Nessuno può essere obbligato a un determinato trattamento sanitario se non per disposizione di legge. La legge non può in nessun caso violare i limiti imposti dal rispetto della persona umana
».
), ma anche, a livello internazionale, dalla Dichiarazione universale dei diritti umani (1948) e dal Patto internazionale sui diritti economici, sociali e culturali (1966).
Il diritto di ogni persona a godere delle migliori condizioni di salute fisica e mentale possibili è stato menzionato per la prima volta nel 1946, nella Costituzione dell’Organizzazione Mondiale della Sanità (OMS), il cui Preambolo definisce il concetto di salute come: «uno stato complessivo di benessere fisico, mentale e sociale, e non la mera assenza di malattie o infermità». Tale diritto deve essere riconosciuto a «ogni essere umano, senza distinzione di razza, religione, opinione politica, condizione economica o sociale».
Anche il Consiglio dei Diritti Umani delle Nazioni Unite si è soffermato sul tema in questione: nel 2002, è stato istituito il Relatore speciale sul diritto di tutti alle migliori condizioni di salute fisica e mentale, che ha contribuito a chiarirne ulteriormente la natura e le modalità per perseguirlo.

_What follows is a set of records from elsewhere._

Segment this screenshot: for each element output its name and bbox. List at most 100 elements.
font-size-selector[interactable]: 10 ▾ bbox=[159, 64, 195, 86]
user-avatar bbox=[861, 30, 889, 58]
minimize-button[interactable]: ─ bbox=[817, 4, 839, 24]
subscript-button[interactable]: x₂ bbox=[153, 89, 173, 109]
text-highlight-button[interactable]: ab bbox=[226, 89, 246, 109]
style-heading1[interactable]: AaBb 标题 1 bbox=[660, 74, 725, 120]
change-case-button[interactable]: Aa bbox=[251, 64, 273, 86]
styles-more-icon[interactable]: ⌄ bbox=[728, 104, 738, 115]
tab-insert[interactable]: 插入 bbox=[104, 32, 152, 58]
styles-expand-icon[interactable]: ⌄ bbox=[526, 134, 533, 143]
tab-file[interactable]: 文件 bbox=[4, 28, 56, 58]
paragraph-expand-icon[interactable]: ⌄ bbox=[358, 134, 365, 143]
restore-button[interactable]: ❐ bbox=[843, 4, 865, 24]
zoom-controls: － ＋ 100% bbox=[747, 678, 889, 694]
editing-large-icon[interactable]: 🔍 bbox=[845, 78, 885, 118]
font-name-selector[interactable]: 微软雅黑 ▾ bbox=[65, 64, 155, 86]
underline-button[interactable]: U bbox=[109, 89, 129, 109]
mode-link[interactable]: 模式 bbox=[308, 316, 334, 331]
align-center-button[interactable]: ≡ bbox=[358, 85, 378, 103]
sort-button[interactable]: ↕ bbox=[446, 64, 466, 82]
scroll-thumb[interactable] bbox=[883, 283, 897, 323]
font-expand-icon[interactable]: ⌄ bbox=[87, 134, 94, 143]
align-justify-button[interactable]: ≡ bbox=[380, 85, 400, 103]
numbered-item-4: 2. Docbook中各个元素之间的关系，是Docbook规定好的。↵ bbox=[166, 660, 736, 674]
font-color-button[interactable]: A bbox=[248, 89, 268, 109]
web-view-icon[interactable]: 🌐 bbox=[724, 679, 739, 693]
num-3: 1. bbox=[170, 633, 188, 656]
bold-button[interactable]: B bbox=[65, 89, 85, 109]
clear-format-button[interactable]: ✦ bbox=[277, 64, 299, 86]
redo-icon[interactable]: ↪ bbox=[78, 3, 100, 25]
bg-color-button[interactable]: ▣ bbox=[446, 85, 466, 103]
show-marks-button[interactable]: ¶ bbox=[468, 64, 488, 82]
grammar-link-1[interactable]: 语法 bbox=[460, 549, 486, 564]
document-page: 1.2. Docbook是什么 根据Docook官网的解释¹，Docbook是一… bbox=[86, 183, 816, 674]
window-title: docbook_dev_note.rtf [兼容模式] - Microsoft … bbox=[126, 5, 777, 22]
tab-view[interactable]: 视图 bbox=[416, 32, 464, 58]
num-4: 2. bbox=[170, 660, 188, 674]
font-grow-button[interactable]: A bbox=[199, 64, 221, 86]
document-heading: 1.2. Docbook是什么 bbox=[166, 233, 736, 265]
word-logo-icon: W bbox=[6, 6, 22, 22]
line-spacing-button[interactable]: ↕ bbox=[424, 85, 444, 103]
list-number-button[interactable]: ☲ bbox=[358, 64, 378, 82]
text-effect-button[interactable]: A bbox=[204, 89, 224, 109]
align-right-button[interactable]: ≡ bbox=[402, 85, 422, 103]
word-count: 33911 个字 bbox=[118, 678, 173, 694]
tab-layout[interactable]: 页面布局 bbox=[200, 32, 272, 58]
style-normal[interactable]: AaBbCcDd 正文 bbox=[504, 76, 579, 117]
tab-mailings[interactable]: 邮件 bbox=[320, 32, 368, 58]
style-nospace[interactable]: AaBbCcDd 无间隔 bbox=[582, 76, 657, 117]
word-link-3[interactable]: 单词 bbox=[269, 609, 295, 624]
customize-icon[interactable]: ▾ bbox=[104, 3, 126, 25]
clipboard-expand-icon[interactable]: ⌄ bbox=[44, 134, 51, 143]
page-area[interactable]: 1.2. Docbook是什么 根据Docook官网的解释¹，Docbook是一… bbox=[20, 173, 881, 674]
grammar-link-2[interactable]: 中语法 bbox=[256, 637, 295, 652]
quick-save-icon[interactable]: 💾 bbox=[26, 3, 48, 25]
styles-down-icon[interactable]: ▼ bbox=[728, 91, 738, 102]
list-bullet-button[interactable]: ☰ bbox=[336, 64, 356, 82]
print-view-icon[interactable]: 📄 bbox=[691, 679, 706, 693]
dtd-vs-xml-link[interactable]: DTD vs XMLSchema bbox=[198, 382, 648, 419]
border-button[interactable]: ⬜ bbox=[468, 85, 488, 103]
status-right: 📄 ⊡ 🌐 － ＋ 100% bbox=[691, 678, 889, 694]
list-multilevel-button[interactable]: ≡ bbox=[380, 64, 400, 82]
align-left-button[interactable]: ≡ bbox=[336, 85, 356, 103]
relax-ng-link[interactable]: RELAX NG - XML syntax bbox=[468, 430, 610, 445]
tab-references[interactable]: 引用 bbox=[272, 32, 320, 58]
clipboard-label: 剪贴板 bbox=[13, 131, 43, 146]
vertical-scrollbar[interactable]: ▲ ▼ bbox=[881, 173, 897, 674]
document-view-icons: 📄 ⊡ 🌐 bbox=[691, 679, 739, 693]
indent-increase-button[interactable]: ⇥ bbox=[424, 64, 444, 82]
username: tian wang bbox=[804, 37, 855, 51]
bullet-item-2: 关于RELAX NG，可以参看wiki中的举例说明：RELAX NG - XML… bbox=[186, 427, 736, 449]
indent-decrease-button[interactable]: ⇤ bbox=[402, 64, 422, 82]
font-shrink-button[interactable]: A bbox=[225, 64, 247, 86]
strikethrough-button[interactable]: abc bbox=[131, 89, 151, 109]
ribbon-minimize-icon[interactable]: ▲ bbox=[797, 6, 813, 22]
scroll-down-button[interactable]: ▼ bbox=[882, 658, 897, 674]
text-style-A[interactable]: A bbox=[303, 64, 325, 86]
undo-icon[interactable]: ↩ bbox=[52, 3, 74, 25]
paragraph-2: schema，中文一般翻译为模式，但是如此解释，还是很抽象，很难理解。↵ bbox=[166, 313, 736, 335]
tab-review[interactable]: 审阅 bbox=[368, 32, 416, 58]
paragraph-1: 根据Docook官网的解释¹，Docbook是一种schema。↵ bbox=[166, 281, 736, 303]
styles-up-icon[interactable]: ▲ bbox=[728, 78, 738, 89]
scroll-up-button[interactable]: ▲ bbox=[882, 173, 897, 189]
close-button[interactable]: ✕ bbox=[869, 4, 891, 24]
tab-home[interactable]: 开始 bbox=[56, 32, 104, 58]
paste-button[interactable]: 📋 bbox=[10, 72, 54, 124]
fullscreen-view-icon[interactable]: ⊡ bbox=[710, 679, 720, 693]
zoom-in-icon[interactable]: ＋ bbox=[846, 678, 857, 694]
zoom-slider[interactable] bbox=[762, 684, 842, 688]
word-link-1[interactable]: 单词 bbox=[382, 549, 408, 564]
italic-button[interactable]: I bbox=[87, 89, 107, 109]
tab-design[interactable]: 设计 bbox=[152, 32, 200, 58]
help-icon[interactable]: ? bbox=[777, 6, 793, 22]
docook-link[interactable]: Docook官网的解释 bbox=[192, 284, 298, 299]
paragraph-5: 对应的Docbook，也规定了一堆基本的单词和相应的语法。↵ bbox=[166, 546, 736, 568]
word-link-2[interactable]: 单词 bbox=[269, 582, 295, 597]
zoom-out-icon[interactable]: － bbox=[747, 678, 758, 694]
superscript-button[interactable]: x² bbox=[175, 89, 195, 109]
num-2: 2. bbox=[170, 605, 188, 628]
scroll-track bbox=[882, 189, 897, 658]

Nel 2008, l’Ufficio dell’Alto Commissario delle Nazioni Unite per i diritti umani, in collaborazione con l’OMS, ha pubblicato un documento intitolato The right to health sul diritto alla salute in cui, oltre ad essere delineato il quadro giuridico di riferimento nel contesto normativo internazionale in materia di diritti umani, vengono illustrate le principali iniziative e proposte per la sua realizzazione.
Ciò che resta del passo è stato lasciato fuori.